Where It All Started

Tuesday, May 15, 2012

Day 244

#np - For Good by Idina Menzel and Kristen Chenoweth


Five year ago, my world turned upside down.  Once upon a time, I was engaged to a great guy.  My first love.  And five years ago, we broke up.  The details certainly aren't for a blog.  Especially not one that he or anyone could read.  But suffice it to say, that day, and every day I knew him, changed me.  

Today, I am a strong woman.  I am smart and capable.  I am loved.  And what I didn't realize back then, toward the end of the relationship, is that I was this woman then, too.  For a while, this break-up defined me.  People walked on egg shells around me.  They hesitated to tell me about their relationships.  They tried hard to make me happy.

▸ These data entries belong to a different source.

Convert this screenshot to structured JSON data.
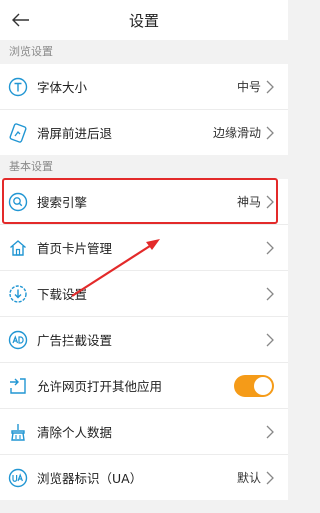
{
  "header": {
    "title": "设置"
  },
  "sections": {
    "browse": "浏览设置",
    "basic": "基本设置"
  },
  "rows": {
    "font_size": {
      "label": "字体大小",
      "value": "中号"
    },
    "swipe_nav": {
      "label": "滑屏前进后退",
      "value": "边缘滑动"
    },
    "search_engine": {
      "label": "搜索引擎",
      "value": "神马"
    },
    "homepage_cards": {
      "label": "首页卡片管理"
    },
    "download": {
      "label": "下载设置"
    },
    "ad_block": {
      "label": "广告拦截设置"
    },
    "allow_open_apps": {
      "label": "允许网页打开其他应用",
      "toggle": "on"
    },
    "clear_data": {
      "label": "清除个人数据"
    },
    "user_agent": {
      "label": "浏览器标识（UA）",
      "value": "默认"
    }
  },
  "colors": {
    "accent": "#2196d3",
    "toggle_on": "#f59b18",
    "highlight": "#e32a2a"
  }
}
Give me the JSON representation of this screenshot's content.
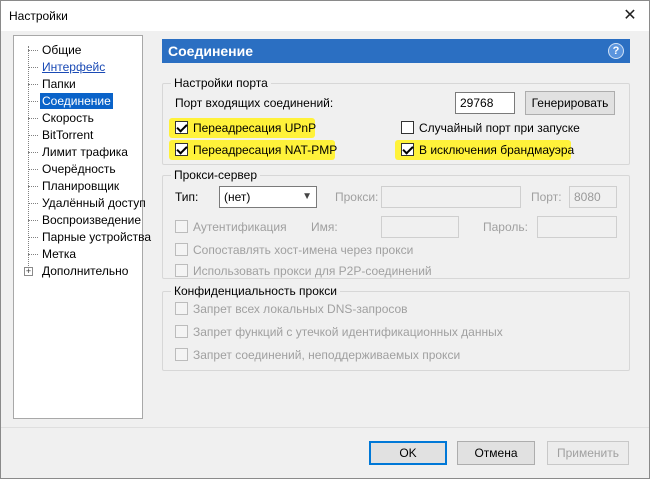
{
  "window": {
    "title": "Настройки"
  },
  "tree": {
    "items": [
      {
        "label": "Общие"
      },
      {
        "label": "Интерфейс"
      },
      {
        "label": "Папки"
      },
      {
        "label": "Соединение"
      },
      {
        "label": "Скорость"
      },
      {
        "label": "BitTorrent"
      },
      {
        "label": "Лимит трафика"
      },
      {
        "label": "Очерёдность"
      },
      {
        "label": "Планировщик"
      },
      {
        "label": "Удалённый доступ"
      },
      {
        "label": "Воспроизведение"
      },
      {
        "label": "Парные устройства"
      },
      {
        "label": "Метка"
      },
      {
        "label": "Дополнительно"
      }
    ],
    "selected": "Соединение"
  },
  "pane": {
    "title": "Соединение",
    "help_symbol": "?",
    "port_group": {
      "legend": "Настройки порта",
      "incoming_label": "Порт входящих соединений:",
      "port_value": "29768",
      "generate_button": "Генерировать",
      "upnp_label": "Переадресация UPnP",
      "upnp_checked": true,
      "natpmp_label": "Переадресация NAT-PMP",
      "natpmp_checked": true,
      "random_port_label": "Случайный порт при запуске",
      "random_port_checked": false,
      "firewall_label": "В исключения брандмауэра",
      "firewall_checked": true,
      "highlight_color": "#fff23a"
    },
    "proxy_group": {
      "legend": "Прокси-сервер",
      "type_label": "Тип:",
      "type_value": "(нет)",
      "proxy_label": "Прокси:",
      "proxy_value": "",
      "port_label": "Порт:",
      "port_value": "8080",
      "auth_label": "Аутентификация",
      "name_label": "Имя:",
      "name_value": "",
      "password_label": "Пароль:",
      "password_value": "",
      "hostnames_label": "Сопоставлять хост-имена через прокси",
      "p2p_label": "Использовать прокси для P2P-соединений"
    },
    "privacy_group": {
      "legend": "Конфиденциальность прокси",
      "dns_label": "Запрет всех локальных DNS-запросов",
      "leak_label": "Запрет функций с утечкой идентификационных данных",
      "unsupported_label": "Запрет соединений, неподдерживаемых прокси"
    }
  },
  "footer": {
    "ok": "OK",
    "cancel": "Отмена",
    "apply": "Применить"
  },
  "colors": {
    "header_bg": "#2b6fc2",
    "selection": "#0a63c9"
  }
}
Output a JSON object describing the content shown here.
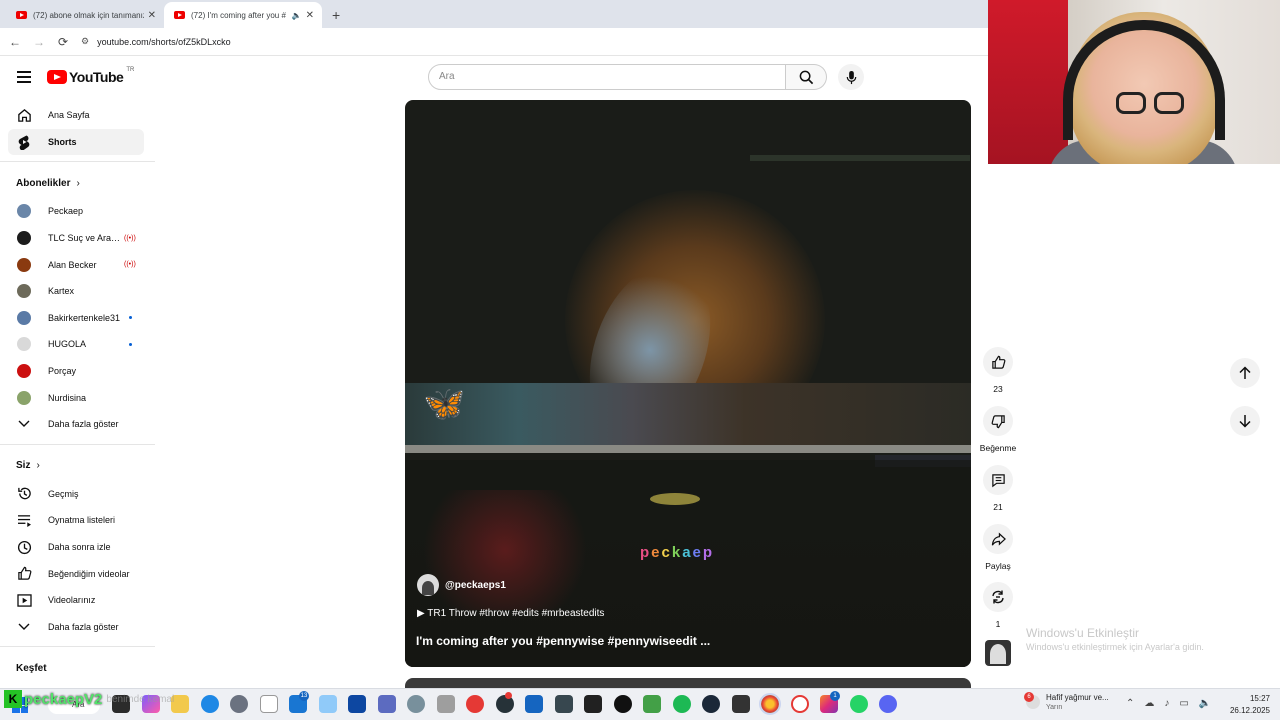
{
  "browser": {
    "tabs": [
      {
        "title": "(72) abone olmak için tanımanız"
      },
      {
        "title": "(72) I'm coming after you #"
      }
    ],
    "url": "youtube.com/shorts/ofZ5kDLxcko"
  },
  "header": {
    "logo_text": "YouTube",
    "country": "TR",
    "search_placeholder": "Ara"
  },
  "sidebar": {
    "top": [
      {
        "label": "Ana Sayfa",
        "icon": "home-icon"
      },
      {
        "label": "Shorts",
        "icon": "shorts-icon"
      }
    ],
    "subscriptions_title": "Abonelikler",
    "subscriptions": [
      {
        "label": "Peckaep",
        "avatar": "#6a86a8",
        "indicator": ""
      },
      {
        "label": "TLC Suç ve Araştırma",
        "avatar": "#1c1c1c",
        "indicator": "live"
      },
      {
        "label": "Alan Becker",
        "avatar": "#8a3a10",
        "indicator": "live"
      },
      {
        "label": "Kartex",
        "avatar": "#6d6a5a",
        "indicator": ""
      },
      {
        "label": "Bakirkertenkele31",
        "avatar": "#5a7aa6",
        "indicator": "dot"
      },
      {
        "label": "HUGOLA",
        "avatar": "#d9d9d9",
        "indicator": "dot"
      },
      {
        "label": "Porçay",
        "avatar": "#cc1010",
        "indicator": ""
      },
      {
        "label": "Nurdisina",
        "avatar": "#8aa36a",
        "indicator": ""
      }
    ],
    "show_more_1": "Daha fazla göster",
    "you_title": "Siz",
    "you_items": [
      {
        "label": "Geçmiş",
        "icon": "history-icon"
      },
      {
        "label": "Oynatma listeleri",
        "icon": "playlists-icon"
      },
      {
        "label": "Daha sonra izle",
        "icon": "watch-later-icon"
      },
      {
        "label": "Beğendiğim videolar",
        "icon": "liked-videos-icon"
      },
      {
        "label": "Videolarınız",
        "icon": "your-videos-icon"
      }
    ],
    "show_more_2": "Daha fazla göster",
    "explore_title": "Keşfet"
  },
  "video": {
    "watermark": "peckaep",
    "channel": "@peckaeps1",
    "subtitle": "TR1 Throw #throw #edits #mrbeastedits",
    "title": "I'm coming after you #pennywise #pennywiseedit ..."
  },
  "actions": {
    "likes": "23",
    "dislike_label": "Beğenme",
    "comments": "21",
    "share_label": "Paylaş",
    "remix_count": "1"
  },
  "activation": {
    "line1": "Windows'u Etkinleştir",
    "line2": "Windows'u etkinleştirmek için Ayarlar'a gidin."
  },
  "taskbar": {
    "search_label": "Ara",
    "stream_name": "peckaepV2",
    "stream_sub": "benimde kemal",
    "weather_text": "Hafif yağmur ve...",
    "weather_sub": "Yarın",
    "weather_badge": "6",
    "time": "15:27",
    "date": "26.12.2025"
  }
}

What I found, however, is that my happiness was inside me the entire time. I just had to find it.  And I couldn't find it with him because it wasn't meant to be.  We weren't right.  I wish I'd listened to my mind and heart and body telling me for so long that something was wrong with the relationship.  It just wasn't right.  

I'm thankful we both decided to listen to what neither of us wanted to say.  Because when you're someone's first love, you don't want to break their heart.  And I firmly believe that's why we went as long as we did.  

I found out recently that he's engaged (or possibly married) now.  We aren't facebook friends anymore so I don't get updates about this stuff (thankfully, I think).  But he's getting married.  To a girl that's not me.  And I've never met her.  I wouldn't know her on the street. But it's right that it's not me.

I do believe that I have been changed for the better.  Since our break up, I've earned my masters degree, moved to Louisville and tomorrow is the first day of my new job.  I couldn't be happier with how my life has unfolded.  I'm so happy we were able to make the decisions we made back then that would set courses for our lives that lead away from each other.  Changed for good.